When he opened the box, André Berro was wearing surgical gloves, mask, and eye protection—routine protocol for a CDC quarantine public health officer, but this was not a routine package. A U.S. Customs scan of the airmail package that arrived at the San Francisco airport from the Philippines showed an outline of what looked like several human skulls.
Or non-human skulls. When Berro lifted the lid, he found himself staring into the empty sockets of a skull with huge horns connected to each temple with leather straps. He found other skulls strapped together with plant-based ropes in triangular and other shapes. One skull, attached to a spine of unknown species, was wrapped with ropes which had animal teeth inserted. Many of the skulls were decorated with feathers or cloth. Some still had remnants of decaying flesh.
Had the package reached its U.S. destination, any of these objects could have been the source of a disease outbreak. The objects apparently came from different remote regions of the South Pacific. The human remains could have carried bloodborne pathogens; the leather and animal skins could have carried anthrax; the feathers could have come from birds infected with deadly influenza; the cloth might have been burial shrouds from people who died of hemorrhagic fever.
All of these alarming materials were confiscated by CDC before they could do any harm. But Berro’s grim discovery was the exception, not the rule. Real health threats usually look innocuous. They arrive every day, along with millions of people and millions of tons of cargo that enter the U.S. from all parts of the globe. Berro’s San Francisco station is one of 20 CDC Quarantine Stations that monitor U.S. ports of entry by air, land, and sea.
This is one line of defense. The front line is wherever diseases break out. With the globalization of travel and trade of foods and drugs, dangerous pathogens that arise anywhere in the world are just a plane ride away. U.S. national health security depends on global health security, because a threat anywhere is a threat everywhere.
That is why this morning, the Centers for Disease Control, working in partnership with the Department of Defense, announced that we will be committing $40 million to 10 additional countries to continue this kind of initial rapid response and increase progress toward global health security.
These threats come from three directions. Emerging diseases don’t just happen in the movies. Every day the CDC starts a new investigation; on average we turn up one new disease-causing organism every year. In 2011 we found three. As I write, the second wave of the deadly H7N9 avian flu is hitting China. We’ve been lucky that this strain hasn’t, yet, learned to pass easily from person to person. New diseases are inevitable, but new epidemics aren’t.

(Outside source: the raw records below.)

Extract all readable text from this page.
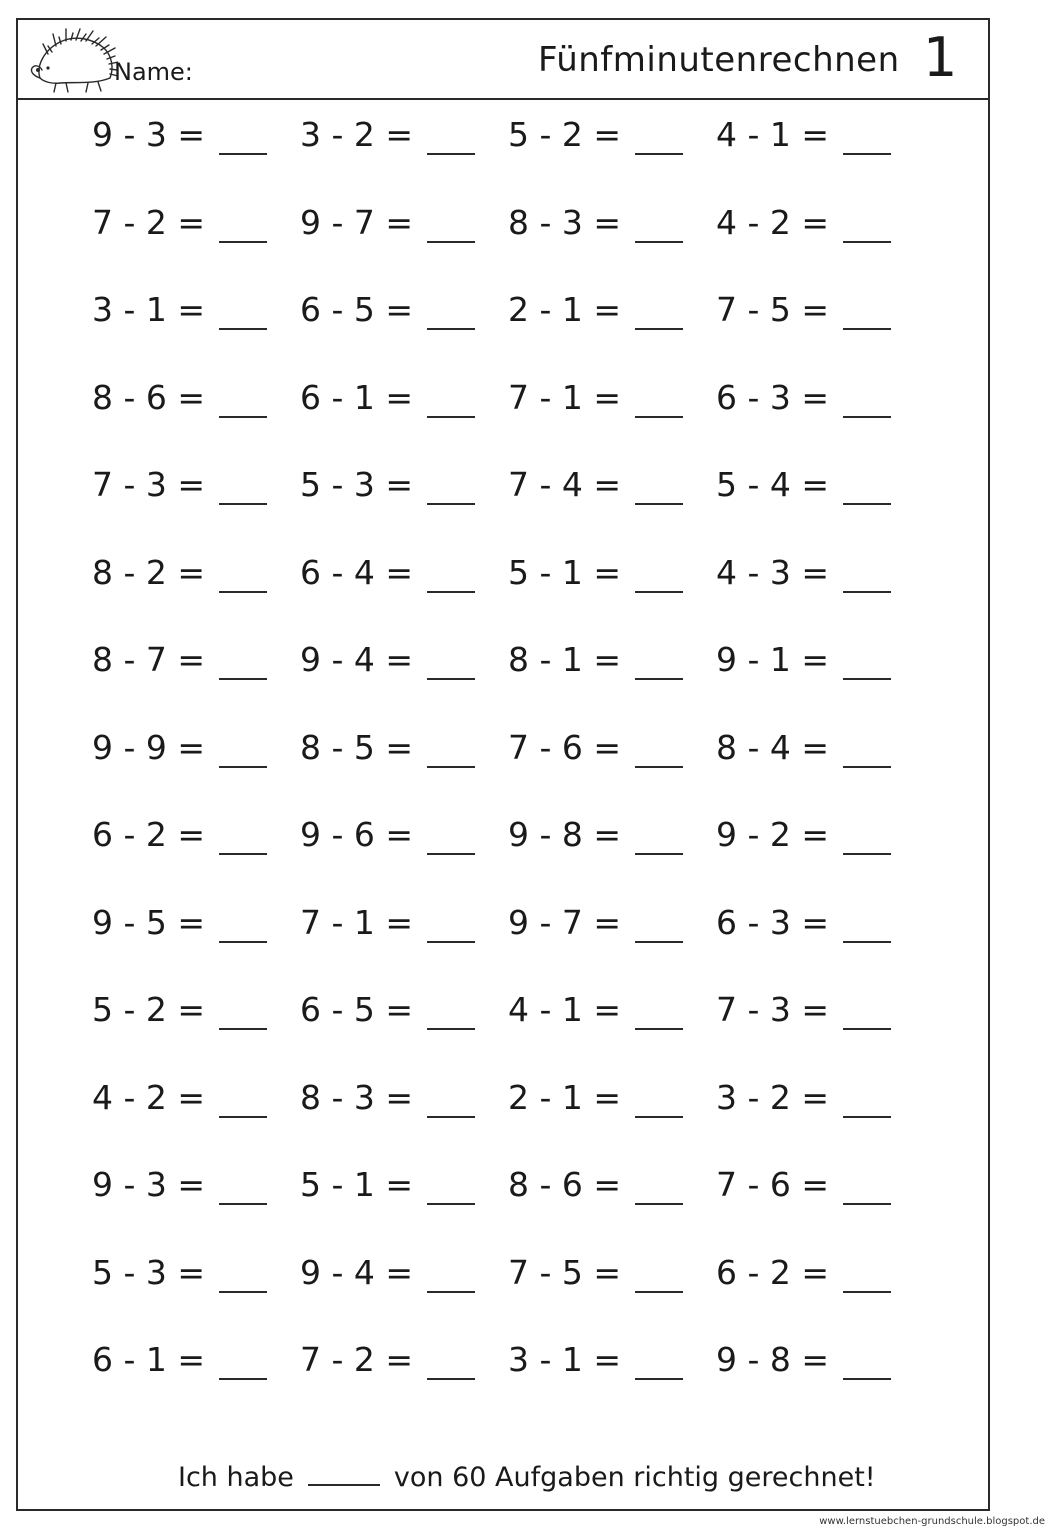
Name:	Fünfminutenrechnen 1
Ich habe	von 60 Aufgaben richtig gerechnet!
9 - 3 =	3 - 2 =	5 - 2 =	4 - 1 =
7 - 2 =	9 - 7 =	8 - 3 =	4 - 2 =
3 - 1 =	6 - 5 =	2 - 1 =	7 - 5 =
8 - 6 =	6 - 1 =	7 - 1 =	6 - 3 =
7 - 3 =	5 - 3 =	7 - 4 =	5 - 4 =
8 - 2 =	6 - 4 =	5 - 1 =	4 - 3 =
8 - 7 =	9 - 4 =	8 - 1 =	9 - 1 =
9 - 9 =	8 - 5 =	7 - 6 =	8 - 4 =
6 - 2 =	9 - 6 =	9 - 8 =	9 - 2 =
9 - 5 =	7 - 1 =	9 - 7 =	6 - 3 =
5 - 2 =	6 - 5 =	4 - 1 =	7 - 3 =
4 - 2 =	8 - 3 =	2 - 1 =	3 - 2 =
9 - 3 =	5 - 1 =	8 - 6 =	7 - 6 =
5 - 3 =	9 - 4 =	7 - 5 =	6 - 2 =
6 - 1 =	7 - 2 =	3 - 1 =	9 - 8 =
www.lernstuebchen-grundschule.blogspot.de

Drug-resistant infections are the second and perhaps most pernicious threat we face. Already the nightmare bacteria called CRE (carbapenem-resistant enterobacteriaceae), resistant to most or all antibiotics, have gone from a single patient in one state in the U.S. to at least 47 states and thousands of patients. Extensively drug-resistant tuberculosis bacteria are another example of why the end of the antibiotic era is already close for some infections. When I was in charge of tuberculosis control in New York City in the early 1990s, I cared for a man with extensively drug-resistant tuberculosis. It took two years, surgery, extended periods of intravenous antibiotics, and more than $100,000 to cure him. A few years later, I helped his village in India set up a treatment program that would have prevented his resistant infection for less than $10.
A third threat is the intentional creation and intentional or accidental dissemination of genetically altered infectious agents. We’ve already seen anthrax deployed in domestic terrorism. An inevitable but unfortunate downside to recent scientific advancements is that there now exist both high-tech and low-tech ways to create more virulent, drug-resistant, potentially vaccine-evading, highly contagious organisms. And the costs of creating such agents are dropping fast.
No single country can achieve global health security by itself. Ensuring national health security means working with international partners.
CDC partners with nations all over the world to detect and respond to disease outbreaks and natural disasters. Holding the front line are more than 1,600 CDC staff in more than 60 countries, leveraging their expertise by working with ministries of health to train new public health experts in fields ranging from community health to laboratory science.
These people, working in their own countries, hold the front line against global health threats. We need more of them, and need more tools and training to offer them. We’ve made excellent progress over the past few years, with support from the U.S. Congress, and now countries around the world conduct hundreds of investigations a year.
Thus today’s announcement for a major push for global health security (GHS). And next year the president will propose adding $45 million to the CDC budget to further expand the initiative, working toward a five-year goal of making sure that at least 30 countries not currently protected with some 4 billion citizens, can improve their capacity to prevent, detect, and effectively respond to disease threats. We are confident that with international partners, every country in the world can improve its own health security, and thereby the world’s. The vision is for host nations to establish their own laboratory networks, emergency operations centers, and prevention capabilities to create a new, globally interconnected line of defense.